China's reform and opening-up drive, along with other efforts to promote entrepreneurship and innovation, is motivating many people, including foreigners, to start businesses in the country.
China Daily website produced a series of videos that offer a glimpse into China's improving business landscape and how foreigners are starting businesses in a wide range of sectors.
This is the third in the series.
"We first started working as a rep office, and it's relatively simple to get a rep office license," said Roberta Lipson, founder and CEO of United Family Healthcare, recalling her early experience in starting her first business, a medical device supplier called Chindex in Beijing, more than 30 years ago.
"When China just began reform and opening-up, there were few regulations for registering local businesses," Lipson said. And thanks to the large market, the company quickly grew.
Before her entrepreneur career began, Roberta obtained a bachelor's degree in Chinese and an MBA, but first she dreamed of becoming a doctor. After graduation she still had an interest in the healthcare industry, so for 10 years she worked for medical companies.
"I spent so much time in Chinese hospitals that I really learned a lot about medicine, and it gave me the ability to have an intelligent conversation with our doctors and to support their work," she said.
In 1997, the first hospital was built, after several years of application process and getting 180 approval seals.
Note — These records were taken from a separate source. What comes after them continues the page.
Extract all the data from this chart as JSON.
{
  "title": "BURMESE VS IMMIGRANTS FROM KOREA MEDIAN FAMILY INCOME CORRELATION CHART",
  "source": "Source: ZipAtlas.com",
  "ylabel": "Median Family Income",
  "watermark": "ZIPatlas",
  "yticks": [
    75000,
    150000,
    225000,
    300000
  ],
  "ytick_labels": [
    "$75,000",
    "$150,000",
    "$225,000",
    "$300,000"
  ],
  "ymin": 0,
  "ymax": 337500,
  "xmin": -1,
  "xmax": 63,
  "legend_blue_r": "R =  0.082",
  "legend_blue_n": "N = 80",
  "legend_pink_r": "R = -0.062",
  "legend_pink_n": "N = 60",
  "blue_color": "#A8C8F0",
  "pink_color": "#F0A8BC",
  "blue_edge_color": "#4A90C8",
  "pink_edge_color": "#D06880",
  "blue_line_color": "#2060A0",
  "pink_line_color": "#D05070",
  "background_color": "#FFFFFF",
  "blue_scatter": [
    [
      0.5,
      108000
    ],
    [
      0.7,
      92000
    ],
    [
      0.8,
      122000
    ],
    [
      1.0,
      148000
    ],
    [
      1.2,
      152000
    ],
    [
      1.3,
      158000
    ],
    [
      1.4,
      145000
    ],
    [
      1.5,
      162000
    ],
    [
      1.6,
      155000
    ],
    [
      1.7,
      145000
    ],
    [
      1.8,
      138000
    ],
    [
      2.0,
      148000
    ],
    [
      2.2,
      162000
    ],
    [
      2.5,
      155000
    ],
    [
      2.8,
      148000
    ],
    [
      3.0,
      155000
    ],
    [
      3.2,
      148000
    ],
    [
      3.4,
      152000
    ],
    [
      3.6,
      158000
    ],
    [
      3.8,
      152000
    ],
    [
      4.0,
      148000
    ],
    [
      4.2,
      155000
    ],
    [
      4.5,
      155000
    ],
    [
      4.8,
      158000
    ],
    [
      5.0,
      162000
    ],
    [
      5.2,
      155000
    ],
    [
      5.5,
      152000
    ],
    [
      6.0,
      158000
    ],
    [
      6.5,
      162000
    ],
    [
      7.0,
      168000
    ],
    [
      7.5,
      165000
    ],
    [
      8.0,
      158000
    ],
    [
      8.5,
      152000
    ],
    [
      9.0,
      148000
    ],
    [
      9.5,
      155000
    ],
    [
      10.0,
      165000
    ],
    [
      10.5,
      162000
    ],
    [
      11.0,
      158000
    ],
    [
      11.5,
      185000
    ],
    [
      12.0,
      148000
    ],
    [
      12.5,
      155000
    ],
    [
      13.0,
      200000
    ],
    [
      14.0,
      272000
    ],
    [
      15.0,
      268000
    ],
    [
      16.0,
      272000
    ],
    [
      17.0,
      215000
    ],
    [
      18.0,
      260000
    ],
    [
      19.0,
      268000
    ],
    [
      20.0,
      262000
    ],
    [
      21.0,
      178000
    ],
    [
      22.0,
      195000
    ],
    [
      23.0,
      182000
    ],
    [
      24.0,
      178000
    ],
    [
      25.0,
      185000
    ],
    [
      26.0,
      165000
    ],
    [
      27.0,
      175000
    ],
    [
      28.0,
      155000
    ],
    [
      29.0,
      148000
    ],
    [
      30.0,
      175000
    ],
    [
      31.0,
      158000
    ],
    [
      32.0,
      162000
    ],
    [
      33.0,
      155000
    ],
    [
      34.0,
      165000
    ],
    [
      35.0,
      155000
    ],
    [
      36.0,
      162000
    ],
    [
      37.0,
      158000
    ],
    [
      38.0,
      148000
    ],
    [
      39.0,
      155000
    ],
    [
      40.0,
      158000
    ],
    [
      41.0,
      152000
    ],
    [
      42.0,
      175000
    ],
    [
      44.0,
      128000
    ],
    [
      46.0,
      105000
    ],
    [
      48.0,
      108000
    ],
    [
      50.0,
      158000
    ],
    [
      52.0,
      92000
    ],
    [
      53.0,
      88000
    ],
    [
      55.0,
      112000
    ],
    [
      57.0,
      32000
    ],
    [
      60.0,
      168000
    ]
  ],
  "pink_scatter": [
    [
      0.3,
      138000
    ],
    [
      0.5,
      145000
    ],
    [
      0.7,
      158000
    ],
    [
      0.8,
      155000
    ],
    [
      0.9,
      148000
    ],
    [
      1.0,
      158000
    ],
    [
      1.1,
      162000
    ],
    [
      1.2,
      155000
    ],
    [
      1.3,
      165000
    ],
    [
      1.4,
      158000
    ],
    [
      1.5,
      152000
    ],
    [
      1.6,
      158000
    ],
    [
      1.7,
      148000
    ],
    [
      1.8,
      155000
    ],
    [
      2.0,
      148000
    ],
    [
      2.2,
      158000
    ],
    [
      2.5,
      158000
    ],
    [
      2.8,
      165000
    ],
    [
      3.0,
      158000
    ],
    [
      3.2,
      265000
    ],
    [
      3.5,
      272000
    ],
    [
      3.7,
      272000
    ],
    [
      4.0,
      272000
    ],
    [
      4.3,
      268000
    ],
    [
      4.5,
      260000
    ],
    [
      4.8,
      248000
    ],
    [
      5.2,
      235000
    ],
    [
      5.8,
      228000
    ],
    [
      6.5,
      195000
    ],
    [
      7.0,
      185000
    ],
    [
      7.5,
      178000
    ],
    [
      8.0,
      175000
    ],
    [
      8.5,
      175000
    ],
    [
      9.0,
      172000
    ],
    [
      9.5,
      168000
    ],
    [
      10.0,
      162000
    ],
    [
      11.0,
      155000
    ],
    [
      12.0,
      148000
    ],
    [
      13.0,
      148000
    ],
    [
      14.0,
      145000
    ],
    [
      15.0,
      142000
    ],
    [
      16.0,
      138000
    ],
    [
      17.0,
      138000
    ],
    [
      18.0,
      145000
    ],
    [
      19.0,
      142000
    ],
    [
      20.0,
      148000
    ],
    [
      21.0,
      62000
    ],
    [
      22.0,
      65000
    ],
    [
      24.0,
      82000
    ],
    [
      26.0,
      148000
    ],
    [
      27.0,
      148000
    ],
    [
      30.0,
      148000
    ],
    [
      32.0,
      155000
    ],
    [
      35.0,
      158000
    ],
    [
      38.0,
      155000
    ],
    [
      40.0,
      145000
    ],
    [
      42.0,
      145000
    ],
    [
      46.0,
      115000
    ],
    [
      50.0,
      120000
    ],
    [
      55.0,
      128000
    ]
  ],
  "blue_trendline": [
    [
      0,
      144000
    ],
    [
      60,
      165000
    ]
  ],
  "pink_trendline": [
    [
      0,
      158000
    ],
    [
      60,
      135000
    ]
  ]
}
Now the approval process is simplified to a certain degree, but it still takes a long time because many bureaus are involved in every step of the application.
"People entrust their life to hospitals, and I understand that the government wants to make sure that they're safe places," she said.
On the board of the US-China business council and the American chamber of commerce, Lipson considers it an opportunity to speak to US and Chinese officials about the experience of sharing business between the two countries.
"It is part of our responsibility to share our experiences with the government and also other potential investors," she said, adding that she once suggested to the government that the value-added tax should not apply to hospitals, and in the end it was excluded.